「打擊我和老熊幹什麼?」柳道源不知什麼時候無聲無息的走了進來,「看你們倆一臉壞笑,就知道沒有好事。」
「柳哥要高升了?蔡哥讓我幫你好好冷靜一下頭腦,避免你過度興奮。」趙國棟翹起二郎腿,漫不經心的道。
柳道源也想不通這個傢伙怎麼就敢在自己和蔡正陽面前如此放肆隨便,雖然他很喜歡這種氛圍,但是還是對趙國棟的這種表現感到困惑,畢竟一個什麼都算不上的小警察能夠在自己和蔡正陽面前做到不卑不亢已經很難了,而且還以這樣肆無忌憚的隨意姿態出現。

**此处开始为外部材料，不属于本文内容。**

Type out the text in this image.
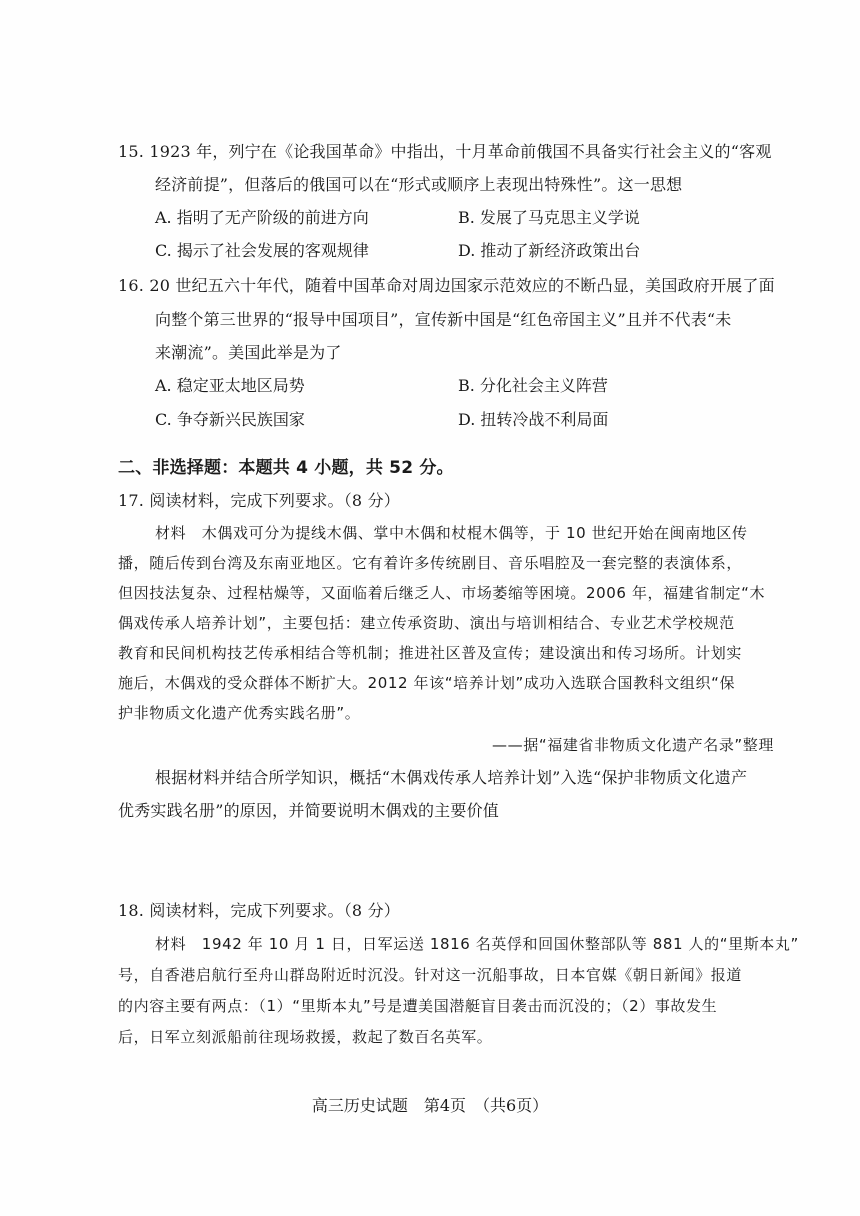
15. 1923 年，列宁在《论我国革命》中指出，十月革命前俄国不具备实行社会主义的“客观
经济前提”，但落后的俄国可以在“形式或顺序上表现出特殊性”。这一思想
A. 指明了无产阶级的前进方向	B. 发展了马克思主义学说
C. 揭示了社会发展的客观规律	D. 推动了新经济政策出台
16. 20 世纪五六十年代，随着中国革命对周边国家示范效应的不断凸显，美国政府开展了面
向整个第三世界的“报导中国项目”，宣传新中国是“红色帝国主义”且并不代表“未
来潮流”。美国此举是为了
A. 稳定亚太地区局势	B. 分化社会主义阵营
C. 争夺新兴民族国家	D. 扭转冷战不利局面
二、非选择题：本题共 4 小题，共 52 分。
17. 阅读材料，完成下列要求。（8 分）
材料　木偶戏可分为提线木偶、掌中木偶和杖棍木偶等，于 10 世纪开始在闽南地区传
播，随后传到台湾及东南亚地区。它有着许多传统剧目、音乐唱腔及一套完整的表演体系，
但因技法复杂、过程枯燥等，又面临着后继乏人、市场萎缩等困境。2006 年，福建省制定“木
偶戏传承人培养计划”，主要包括：建立传承资助、演出与培训相结合、专业艺术学校规范
教育和民间机构技艺传承相结合等机制；推进社区普及宣传；建设演出和传习场所。计划实
施后，木偶戏的受众群体不断扩大。2012 年该“培养计划”成功入选联合国教科文组织“保
护非物质文化遗产优秀实践名册”。
——据“福建省非物质文化遗产名录”整理
根据材料并结合所学知识，概括“木偶戏传承人培养计划”入选“保护非物质文化遗产
优秀实践名册”的原因，并简要说明木偶戏的主要价值
18. 阅读材料，完成下列要求。（8 分）
材料　1942 年 10 月 1 日，日军运送 1816 名英俘和回国休整部队等 881 人的“里斯本丸”
号，自香港启航行至舟山群岛附近时沉没。针对这一沉船事故，日本官媒《朝日新闻》报道
的内容主要有两点：（1）“里斯本丸”号是遭美国潜艇盲目袭击而沉没的；（2）事故发生
后，日军立刻派船前往现场救援，救起了数百名英军。
高三历史试题　第4页　（共6页）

「興奮過度?」柳道源反問了一句,苦笑道:「八字還沒一撇呢。」
「咦,老柳,不是說基本定下來了麼?」蔡正陽詫異地問道。
「下去這件事情定下來了,但是去哪裡卻還沒影兒呢。」柳道源坐下,將身體靠在沙發背上,有些落寞的道:「下去未必就好,習慣了機關的生活,現在真要讓我一下子坐在那個位置,真還有點高處不勝寒的感覺。」
「滄海橫流方顯英雄本色,柳哥,正是你大展才華的時候,怎麼變得畏首畏尾起來?」趙國棟慨然道:「眼下正是一個變革的時代,也正是建功立業的最佳時機,如何為一方民眾謀福祉,如何讓一方民眾富裕起來,正是你的責任啊。呆在機關固然輕鬆許多,但是到你老了,你就會後悔為什麼沒有利用這個機會去搏一搏了。」
柳道源望向趙國棟的目光變得有點怪異,趙國棟卻很平靜,他知道自己這番話肯定會引來對方無限懷疑,不過他們卻永遠想不出自己為什麼會如此。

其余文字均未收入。